Book Review: A Clockwork Orange by Anthony Burgess



It is a horrorshow story …’ Fifteen-year-old Alex likes lashings of ultra-violence. He and his gang of friends rob, kill and rape their way through a nightmarish future until the State puts a stop to his riotous excesses. But what will his re-education mean? A dystopian horror, a black comedy, an exploration of choice, A Clockwork Orange is also a work of exuberant invention which created a new language for its characters.

Rating: 4 stars

My Review:

Often claimed as one of the most disturbing books of this century, I would say “A Clockwork Orange” is rightly said to be so. This book depicts the exploits of a bunch of hooligan teenagers who let themselves out on a rampage; one that involves robbery, rape, and hyper-violence. Anthony Burgess’s novel could be termed a controversial form of a dystopian society. I would say dystopian because as we progress with the plot, there is simply way too much of dehumanizing that shakes you up to the very core of your existence.

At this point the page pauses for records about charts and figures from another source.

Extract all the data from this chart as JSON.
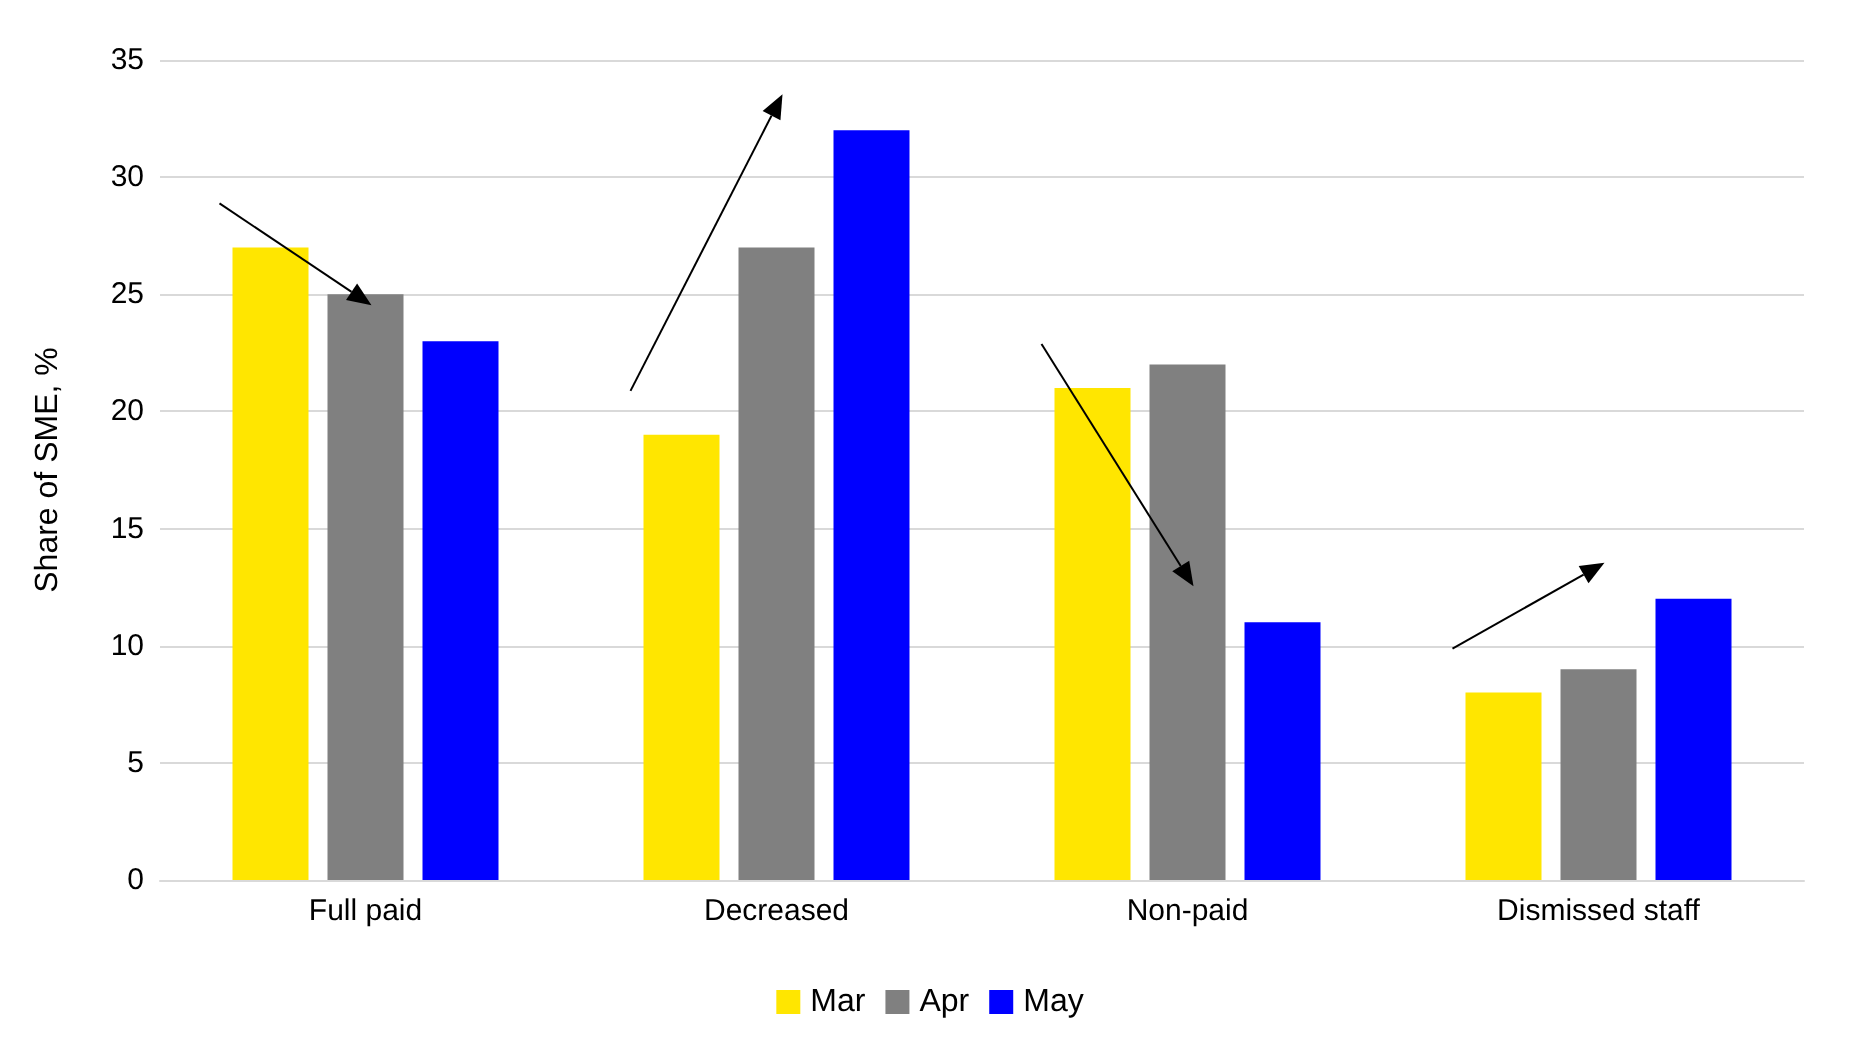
{
  "chart_data": {
    "type": "bar",
    "ylabel": "Share of SME, %",
    "categories": [
      "Full paid",
      "Decreased",
      "Non-paid",
      "Dismissed staff"
    ],
    "series": [
      {
        "name": "Mar",
        "color": "#ffe600",
        "values": [
          27,
          19,
          21,
          8
        ]
      },
      {
        "name": "Apr",
        "color": "#808080",
        "values": [
          25,
          27,
          22,
          9
        ]
      },
      {
        "name": "May",
        "color": "#0000ff",
        "values": [
          23,
          32,
          11,
          12
        ]
      }
    ],
    "ylim": [
      0,
      35
    ],
    "yticks": [
      0,
      5,
      10,
      15,
      20,
      25,
      30,
      35
    ],
    "grid": "y",
    "legend": "bottom"
  }
}
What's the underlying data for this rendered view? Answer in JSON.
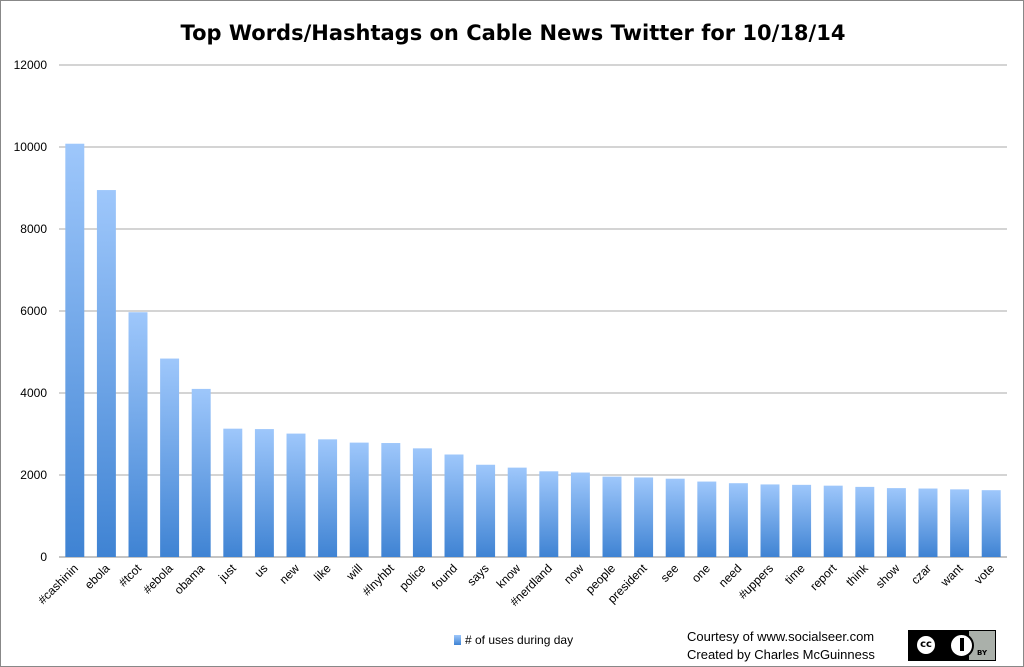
{
  "chart_data": {
    "type": "bar",
    "title": "Top Words/Hashtags on Cable News Twitter for 10/18/14",
    "categories": [
      "#cashinin",
      "ebola",
      "#tcot",
      "#ebola",
      "obama",
      "just",
      "us",
      "new",
      "like",
      "will",
      "#lnyhbt",
      "police",
      "found",
      "says",
      "know",
      "#nerdland",
      "now",
      "people",
      "president",
      "see",
      "one",
      "need",
      "#uppers",
      "time",
      "report",
      "think",
      "show",
      "czar",
      "want",
      "vote"
    ],
    "series": [
      {
        "name": "# of uses during day",
        "values": [
          10080,
          8950,
          5970,
          4840,
          4100,
          3130,
          3120,
          3010,
          2870,
          2790,
          2780,
          2650,
          2500,
          2250,
          2180,
          2090,
          2060,
          1960,
          1940,
          1910,
          1840,
          1800,
          1770,
          1760,
          1740,
          1710,
          1680,
          1670,
          1650,
          1630
        ],
        "color_top": "#9ec7fb",
        "color_bottom": "#3f83d3"
      }
    ],
    "ylim": [
      0,
      12000
    ],
    "yticks": [
      0,
      2000,
      4000,
      6000,
      8000,
      10000,
      12000
    ],
    "grid": true,
    "legend_position": "bottom"
  },
  "legend": {
    "label": "# of uses during day"
  },
  "credits": {
    "line1": "Courtesy of www.socialseer.com",
    "line2": "Created by Charles McGuinness"
  },
  "badge": {
    "cc": "cc",
    "by": "BY",
    "icon": "creative-commons-by-icon"
  }
}
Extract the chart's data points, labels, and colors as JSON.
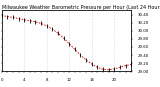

Alex is our protagonist who is shown to be at the center of the storm when it comes to evil. Sometimes you tend to think of the moral compass or the lack of it in Alex as a central premise of the book. Through the three parts of the book, we explore a different period in Alex’s life. The first one is when we get introduced to Alex, his gang and the surroundings that he has grown up in. In the second and third section, Alex spends a considerable amount of time in prison, the “purification” that happens there and of course, the subsequent impact of it on him.

This book is a question of morality raised by the profound linguist that is Burgess. He wanted to time the book in the future and show how time had affected the language people spoke as well. Hence, he creates this language – Nadsat which is a difficult combination of English, Russian or gypsy and slang.

What worked well for me in this book is how Burgess managed to create a marvelous anti-hero in Alex. Despite the fact that he goes through some very unimaginably hard things in the later part of the book, you cannot empathize with him. And that’s where the genius of Burgess lies. He makes you detest Alex, hate him almost, not empathize with him but definitely, remember him through and through.